“Me, too.”
Her smile faded. “You know what’s awful?”
“What’s that?”
“I was too flipped out to put on shoes. My feet are filthy. I hate that.”
“I’m sorry. As soon as we talk to the police you can shower everything away.”
She giggled. I wasn’t sure why. It was a sweet sound-or it would’ve been, if not for the fact that Robin rarely giggled like that for no reason. Was this just another way of dealing with the stress and shock? Or was she coming unglued?
I couldn’t say it to her face, but I was going to need her to snap out of this soon. I couldn’t take it when she wasn’t strong and firing on all cylinders. It was as if the balance of power in the universe was askew, and I didn’t like that one bit. And when had this become all about me and my wants and needs?

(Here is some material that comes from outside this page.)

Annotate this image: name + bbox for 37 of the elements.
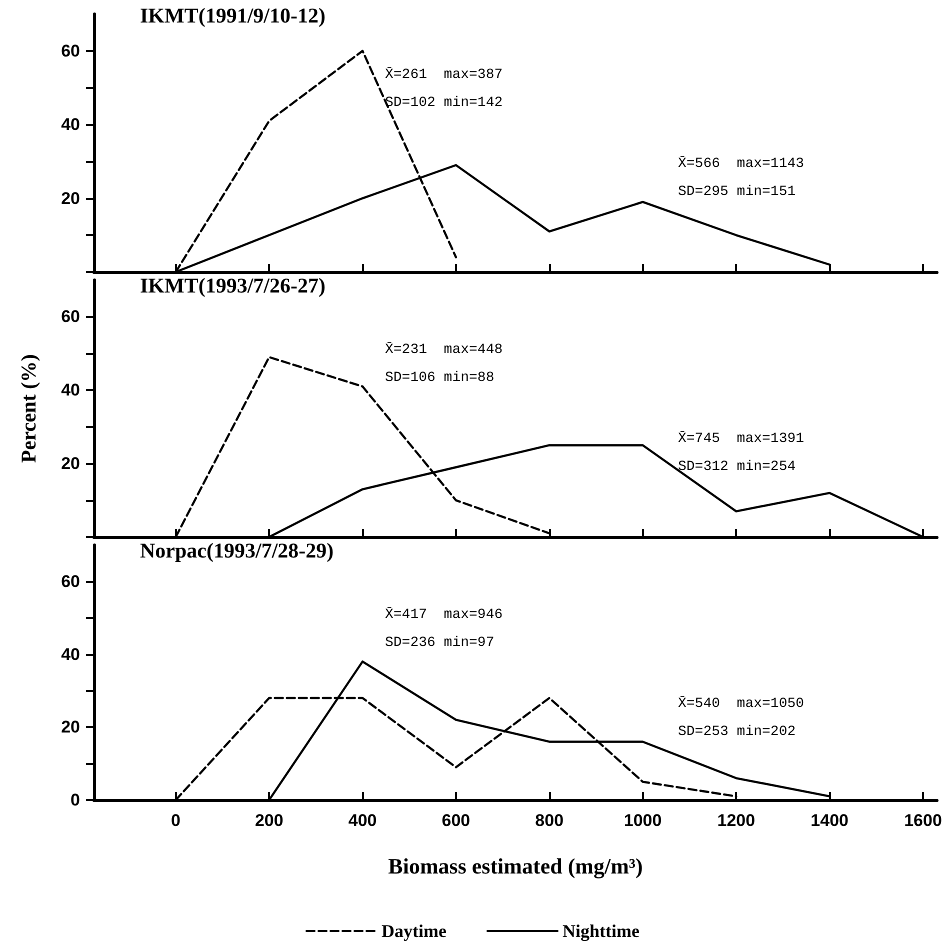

Robin rested her head against the couch, and I felt my eyes mist up as I contemplated the hell she’d be going through over the next few days.
Derek slowed the elegant black Bentley, then pulled into an available parking space two doors down from Robin’s flat on Elizabeth Street. The police had not arrived yet.
I got out of the car and stared up at Robin’s building, wondering what the police would see when they got inside. Everything looked deceptively calm and quiet from here, but I knew that wouldn’t be the case for long.
The Noe Valley duplex was designed in the classic San Francisco style, with a small two-door garage on the street and a set of stairs on the side that led up to a wide outdoor landing with two doors. One door opened into Robin’s flat on the second floor, and the other door opened to another set of stairs that led up to her neighbors’ apartment on the third floor.
Robin’s friends Gilbert and Sharon lived upstairs. They all had access to a tiny rooftop patio, where they’d thrown a number of legendary parties. The view looking out toward Twin Peaks was a great perk.
Robin liked to claim that Noe Valley, with its upscale urban professional population, had more baby strollers than humans. It was a scary statistic, if true. But I think she had a tendency to exaggerate the facts after being clipped in the ankle one too many times while out walking.